The White House Office of Management and Budget has asked officials to evaluate the costs and benefits of moving the National Nuclear Security Administration -- and the Los Alamos, Sandia and Lawrence Livermore National Laboratories it owns -- to the Defense Department.
Lawmakers from New Mexico, where two of the three labs are based, are girding for a showdown with the administration if it pushes ahead with the controversial plan, which will be evaluated as part of the Fiscal Year 2010 budgeting process, and would -- if approved -- go ahead in FY 2011.
"I strongly disagree with the proposal," Sen. Tom Udall, D-N.M., said in a statement, adding he had "expressed my opposition directly" to OMB Director Peter Orszag. An aide said Udall spoke Wednesday by phone with Orszag and also was seeking to raise the issue personally with Energy Secretary Steven Chu.
Udall said moving the labs would interfere with efforts to broaden the scope of their activities to encompass other key national issues like nuclear non-proliferation, renewable energy and homeland security.
"For decades these laboratories have provided world-class research and development, contributing not only to our national security but to countless innovations that have benefited our economy and our well-being," Udall said. "Moving the labs … would change the fundamental mission and purpose of the labs, and would discourage exactly the kind of science that is now most needed."
Fellow Democratic Sen. Jeff Bingaman of New Mexico added that the plan reopened an issue that had been settled policy since the earliest days of the nation's nuclear weapons program under Robert Oppenheimer.
"The idea of whether the military or civilians would be stewards of our nuclear stockpile was debated as far back as 1946," said Bingaman, chairman of the Energy and Natural Resources Committee. "It was decided then that it was best for civilians to have that control. I believe it remains the right decision today, and several blue-ribbon panels over the past 20 years bear that out," he said.
The National Nuclear Security Administration was established by the 2000 Defense Authorization Act as a semiautonomous agency within the Department of Energy. "It was a compromise between (President Clinton's Energy Secretary Bill) Richardson and the Republicans in Congress" who wanted to pull the nuclear weapons complex out of the department altogether, said a former Energy official who asked for anonymity.
In addition to building and managing the nation's nuclear weapons stockpile, the agency is also responsible for nuclear non-proliferation efforts abroad and the response to nuclear emergencies. The three national labs are among eight weapons research, production and testing sites the agency operates nationwide.
Officials at the Office of Management and Budget and the NNSA declined to comment on the proposal, but a copy of the memo was posted by a blogger who closely follows developments at one of the labs, and its authenticity was independently confirmed by United Press International.
The memo says the evaluation should be co-chaired by the departments of Energy and Defense and should involve consultation with the Nuclear Regulatory Commission, the Department of Homeland Security, the Department of State and "other major stakeholders in NNSA operations."

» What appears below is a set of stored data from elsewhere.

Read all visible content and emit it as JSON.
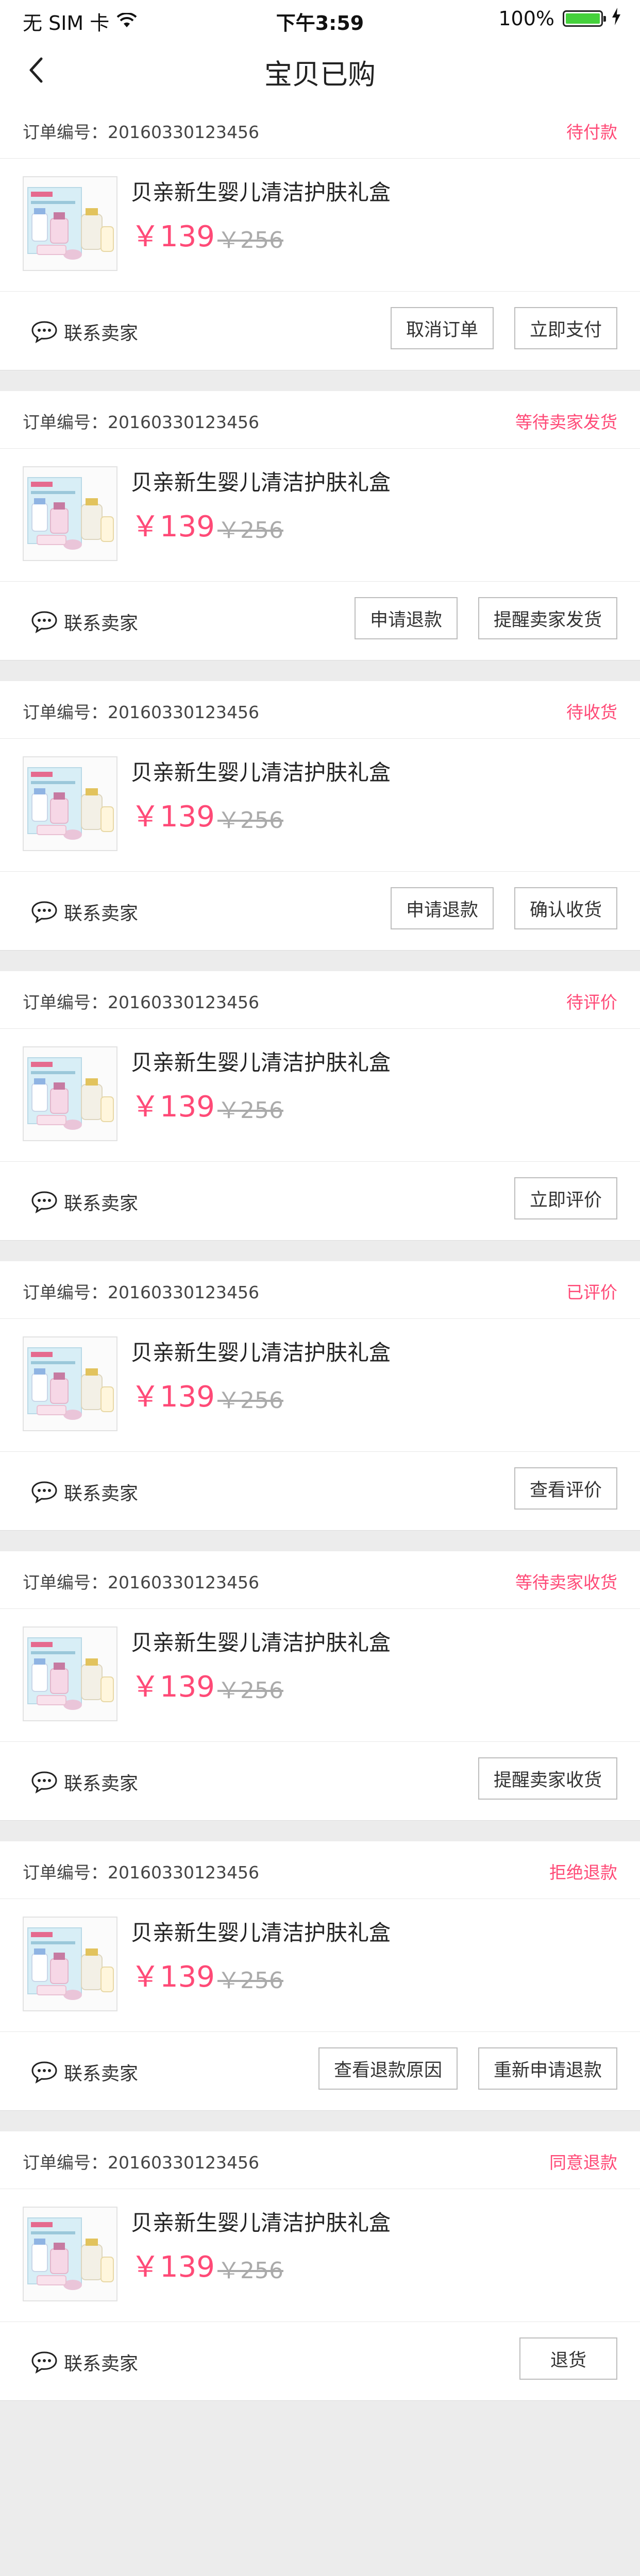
{
  "status_bar": {
    "carrier": "无 SIM 卡",
    "time": "下午3:59",
    "battery": "100%",
    "battery_level": 1.0,
    "battery_color": "#45d13c"
  },
  "nav": {
    "title": "宝贝已购"
  },
  "colors": {
    "status_accent": "#ff4a77",
    "price_accent": "#ff4a77",
    "background": "#ececec"
  },
  "contact_label": "联系卖家",
  "orders": [
    {
      "order_number": "订单编号：20160330123456",
      "status": "待付款",
      "product_name": "贝亲新生婴儿清洁护肤礼盒",
      "price": "￥139",
      "original_price": "￥256",
      "buttons": [
        "取消订单",
        "立即支付"
      ]
    },
    {
      "order_number": "订单编号：20160330123456",
      "status": "等待卖家发货",
      "product_name": "贝亲新生婴儿清洁护肤礼盒",
      "price": "￥139",
      "original_price": "￥256",
      "buttons": [
        "申请退款",
        "提醒卖家发货"
      ]
    },
    {
      "order_number": "订单编号：20160330123456",
      "status": "待收货",
      "product_name": "贝亲新生婴儿清洁护肤礼盒",
      "price": "￥139",
      "original_price": "￥256",
      "buttons": [
        "申请退款",
        "确认收货"
      ]
    },
    {
      "order_number": "订单编号：20160330123456",
      "status": "待评价",
      "product_name": "贝亲新生婴儿清洁护肤礼盒",
      "price": "￥139",
      "original_price": "￥256",
      "buttons": [
        "立即评价"
      ]
    },
    {
      "order_number": "订单编号：20160330123456",
      "status": "已评价",
      "product_name": "贝亲新生婴儿清洁护肤礼盒",
      "price": "￥139",
      "original_price": "￥256",
      "buttons": [
        "查看评价"
      ]
    },
    {
      "order_number": "订单编号：20160330123456",
      "status": "等待卖家收货",
      "product_name": "贝亲新生婴儿清洁护肤礼盒",
      "price": "￥139",
      "original_price": "￥256",
      "buttons": [
        "提醒卖家收货"
      ]
    },
    {
      "order_number": "订单编号：20160330123456",
      "status": "拒绝退款",
      "product_name": "贝亲新生婴儿清洁护肤礼盒",
      "price": "￥139",
      "original_price": "￥256",
      "buttons": [
        "查看退款原因",
        "重新申请退款"
      ]
    },
    {
      "order_number": "订单编号：20160330123456",
      "status": "同意退款",
      "product_name": "贝亲新生婴儿清洁护肤礼盒",
      "price": "￥139",
      "original_price": "￥256",
      "buttons": [
        "退货"
      ]
    }
  ]
}
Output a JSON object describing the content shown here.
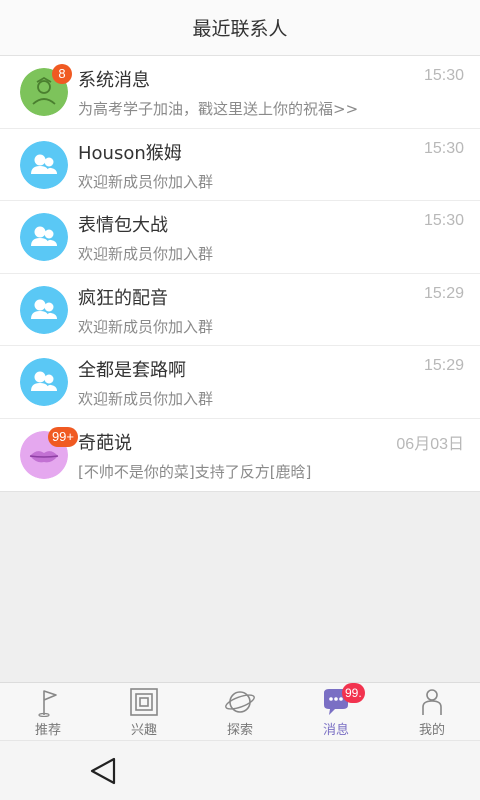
{
  "header": {
    "title": "最近联系人"
  },
  "contacts": [
    {
      "name": "系统消息",
      "time": "15:30",
      "message": "为高考学子加油，戳这里送上你的祝福>>",
      "badge": "8",
      "avatar": "system-avatar-icon"
    },
    {
      "name": "Houson猴姆",
      "time": "15:30",
      "message": "欢迎新成员你加入群",
      "badge": "",
      "avatar": "group-icon"
    },
    {
      "name": "表情包大战",
      "time": "15:30",
      "message": "欢迎新成员你加入群",
      "badge": "",
      "avatar": "group-icon"
    },
    {
      "name": "疯狂的配音",
      "time": "15:29",
      "message": "欢迎新成员你加入群",
      "badge": "",
      "avatar": "group-icon"
    },
    {
      "name": "全都是套路啊",
      "time": "15:29",
      "message": "欢迎新成员你加入群",
      "badge": "",
      "avatar": "group-icon"
    },
    {
      "name": "奇葩说",
      "time": "06月03日",
      "message": "[不帅不是你的菜]支持了反方[鹿晗]",
      "badge": "99+",
      "avatar": "lips-avatar-icon"
    }
  ],
  "tabs": [
    {
      "label": "推荐",
      "icon": "flag-icon",
      "active": false
    },
    {
      "label": "兴趣",
      "icon": "interest-square-icon",
      "active": false
    },
    {
      "label": "探索",
      "icon": "planet-icon",
      "active": false
    },
    {
      "label": "消息",
      "icon": "chat-bubble-icon",
      "active": true,
      "badge": "99."
    },
    {
      "label": "我的",
      "icon": "person-icon",
      "active": false
    }
  ],
  "colors": {
    "accent": "#7a6fc4",
    "badge": "#f05a22",
    "tab_badge": "#f2334f",
    "group_avatar": "#5ac8f5",
    "system_avatar": "#7dc35b",
    "lips_avatar": "#e5a8ef"
  }
}
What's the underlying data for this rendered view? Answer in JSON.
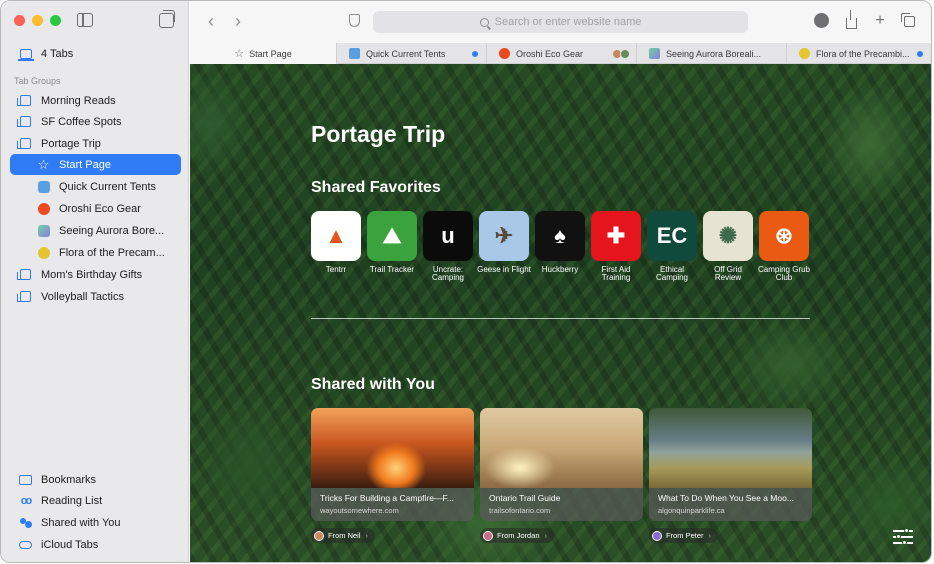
{
  "sidebar": {
    "tabs_label": "4 Tabs",
    "section_label": "Tab Groups",
    "groups": [
      {
        "label": "Morning Reads"
      },
      {
        "label": "SF Coffee Spots"
      },
      {
        "label": "Portage Trip"
      }
    ],
    "portage_tabs": [
      {
        "label": "Start Page",
        "icon": "star-icon"
      },
      {
        "label": "Quick Current Tents",
        "color": "#5aa0e0"
      },
      {
        "label": "Oroshi Eco Gear",
        "color": "#ea4a1f"
      },
      {
        "label": "Seeing Aurora Bore...",
        "color": "#8d7be0"
      },
      {
        "label": "Flora of the Precam...",
        "color": "#e3c531"
      }
    ],
    "more_groups": [
      {
        "label": "Mom's Birthday Gifts"
      },
      {
        "label": "Volleyball Tactics"
      }
    ],
    "bottom": [
      {
        "label": "Bookmarks",
        "icon": "book-icon"
      },
      {
        "label": "Reading List",
        "icon": "glasses-icon"
      },
      {
        "label": "Shared with You",
        "icon": "shared-icon"
      },
      {
        "label": "iCloud Tabs",
        "icon": "cloud-icon"
      }
    ]
  },
  "toolbar": {
    "address_placeholder": "Search or enter website name"
  },
  "tabs": [
    {
      "label": "Start Page"
    },
    {
      "label": "Quick Current Tents"
    },
    {
      "label": "Oroshi Eco Gear"
    },
    {
      "label": "Seeing Aurora Boreali..."
    },
    {
      "label": "Flora of the Precambi..."
    }
  ],
  "page": {
    "title": "Portage Trip",
    "favorites_heading": "Shared Favorites",
    "shared_heading": "Shared with You",
    "favorites": [
      {
        "name": "Tentrr",
        "bg": "#ffffff",
        "glyph": "▲",
        "fg": "#e8531e"
      },
      {
        "name": "Trail Tracker",
        "bg": "#3aa33e",
        "glyph": "⛰",
        "fg": "#ffffff"
      },
      {
        "name": "Uncrate: Camping",
        "bg": "#0b0b0b",
        "glyph": "u",
        "fg": "#ffffff"
      },
      {
        "name": "Geese in Flight",
        "bg": "#a9c8e8",
        "glyph": "✈",
        "fg": "#5a4a3a"
      },
      {
        "name": "Huckberry",
        "bg": "#111111",
        "glyph": "♠",
        "fg": "#ffffff"
      },
      {
        "name": "First Aid Training",
        "bg": "#e6141c",
        "glyph": "✚",
        "fg": "#ffffff"
      },
      {
        "name": "Ethical Camping",
        "bg": "#0f4a3c",
        "glyph": "EC",
        "fg": "#ffffff"
      },
      {
        "name": "Off Grid Review",
        "bg": "#e7e3d2",
        "glyph": "✺",
        "fg": "#3c6a4a"
      },
      {
        "name": "Camping Grub Club",
        "bg": "#ea5a12",
        "glyph": "⊛",
        "fg": "#ffffff"
      }
    ],
    "shared": [
      {
        "title": "Tricks For Building a Campfire—F...",
        "url": "wayoutsomewhere.com",
        "from": "From Neil",
        "avatar": "#c9875c"
      },
      {
        "title": "Ontario Trail Guide",
        "url": "trailsofontario.com",
        "from": "From Jordan",
        "avatar": "#d06a8a"
      },
      {
        "title": "What To Do When You See a Moo...",
        "url": "algonquinparklife.ca",
        "from": "From Peter",
        "avatar": "#8a6ad0"
      }
    ]
  }
}
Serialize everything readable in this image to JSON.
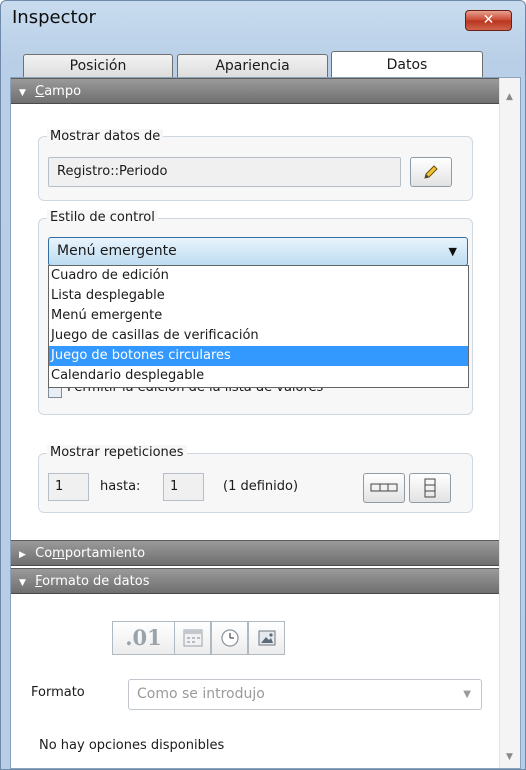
{
  "window": {
    "title": "Inspector",
    "close_label": "✕"
  },
  "tabs": [
    {
      "label": "Posición",
      "active": false
    },
    {
      "label": "Apariencia",
      "active": false
    },
    {
      "label": "Datos",
      "active": true
    }
  ],
  "sections": {
    "campo": {
      "prefix": "",
      "underline": "C",
      "rest": "ampo"
    },
    "comportamiento": {
      "prefix": "Co",
      "underline": "m",
      "rest": "portamiento"
    },
    "formato": {
      "prefix": "",
      "underline": "F",
      "rest": "ormato de datos"
    }
  },
  "mostrar_datos": {
    "label": "Mostrar datos de",
    "value": "Registro::Periodo"
  },
  "estilo_control": {
    "label": "Estilo de control",
    "selected": "Menú emergente",
    "options": [
      "Cuadro de edición",
      "Lista desplegable",
      "Menú emergente",
      "Juego de casillas de verificación",
      "Juego de botones circulares",
      "Calendario desplegable"
    ],
    "highlighted_index": 4,
    "partial_text": "Permitir la edición de la lista de valores"
  },
  "repeticiones": {
    "label": "Mostrar repeticiones",
    "from": "1",
    "to_label": "hasta:",
    "to": "1",
    "defined": "(1 definido)"
  },
  "formato_datos": {
    "format_label": "Formato",
    "format_value": "Como se introdujo",
    "buttons": [
      ".01",
      "calendar-icon",
      "clock-icon",
      "image-icon"
    ],
    "no_options": "No hay opciones disponibles"
  },
  "colors": {
    "highlight": "#3399ff",
    "section_header": "#7a7a7a",
    "window_frame": "#b9cfe6"
  }
}
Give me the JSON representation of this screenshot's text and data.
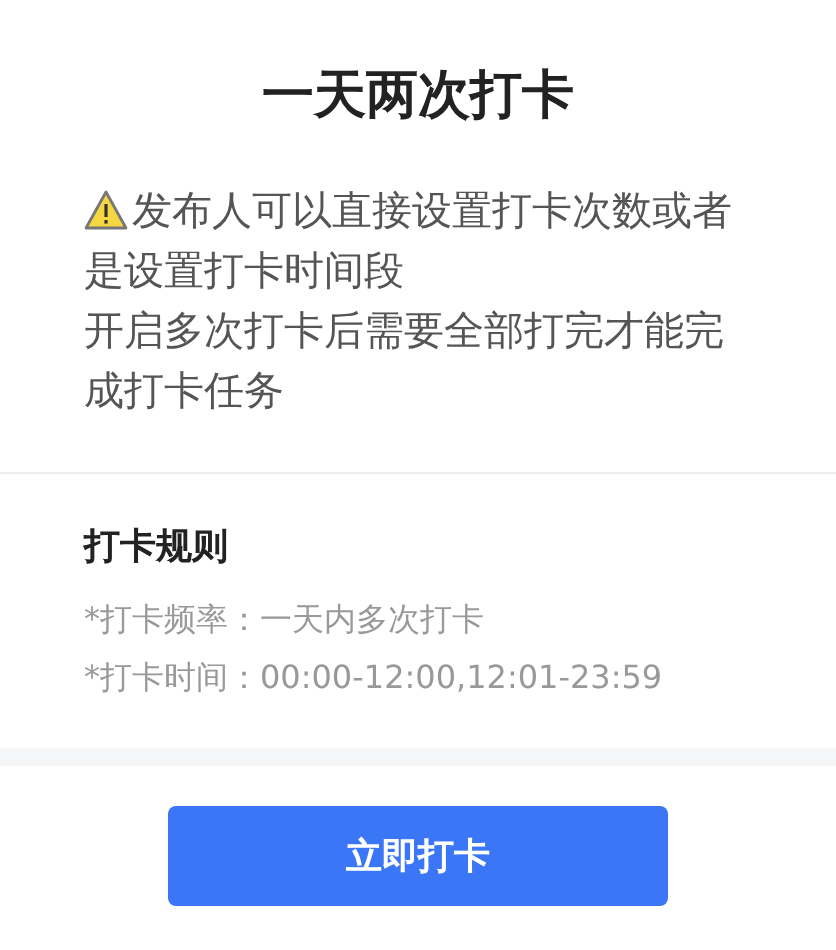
{
  "title": "一天两次打卡",
  "notice": [
    "发布人可以直接设置打卡次数或者",
    "是设置打卡时间段",
    "开启多次打卡后需要全部打完才能完",
    "成打卡任务"
  ],
  "rules": {
    "heading": "打卡规则",
    "items": [
      "*打卡频率：一天内多次打卡",
      "*打卡时间：00:00-12:00,12:01-23:59"
    ]
  },
  "button": "立即打卡"
}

It says the evaluation must be reported to OMB and the National Security Council in four stages, finishing by September.
The former Department of Energy official said the proposal likely would cause "some unease" within the agency.
"The Department of Energy has a very strong heritage of scientific leadership and ... managing complex scientific programs," former NNSA Deputy Administrator William Tobey told UPI. "Changing that would introduce a level of risk … risk that projects might not succeed (or) that (staff) might go elsewhere."
Tobey said the $9 billion budget for the NNSA was a "substantial amount" of the Energy Department's budget but would be only "a very, very small proportion" of the total budget in the Defense Department, which would mean the agency would be "less likely to get the attention and focus it needs."
He added the NNSA's civilian status "probably helps, at least to a degree," with the relationships the agency requires to carry out its non-proliferation work. NNSA administers the Nunn-Lugar program, known formally as the Cooperative Threat Reduction Program, under which the United States funds and supports efforts to eliminate or make safe nuclear weapons in the former Soviet Union.
Most observers seemed uncertain of the proposal's origins or its objectives. Although there has been much discussion about the exact nature of the agency's relationship with the Energy Department, several previous studies have examined and rejected the idea of moving it into the Defense Department.
"The last group of thoughtful people who looked at that decided it wasn't a good idea," Linton Brooks, who led the agency until January 2007, told UPI, referring to a study published in December 2006 by the Defense Science Board.
One danger of such a move, he noted, would be that "the nuclear weapons program becomes a bill-payer" from which money is chiseled away for other needs. "How well would (the program's) niche capabilities fare" in such a huge department? he asked.
But Brooks also cautioned that the memo only ordered an assessment of the proposal. "I've been involved in one capacity or another in the first year of three or four administrations," he told UPI. "New administrations look at options … that's what they do. … Whether they follow through with them or not is a different matter."
Whatever its eventual fate, the proposal looks sure to touch off another round of debate about the correct status of the NNSA. Bingaman, for one, said he believes "we should take a closer look at whether NNSA is working and whether we ought to better integrate the labs back into the Department of Energy."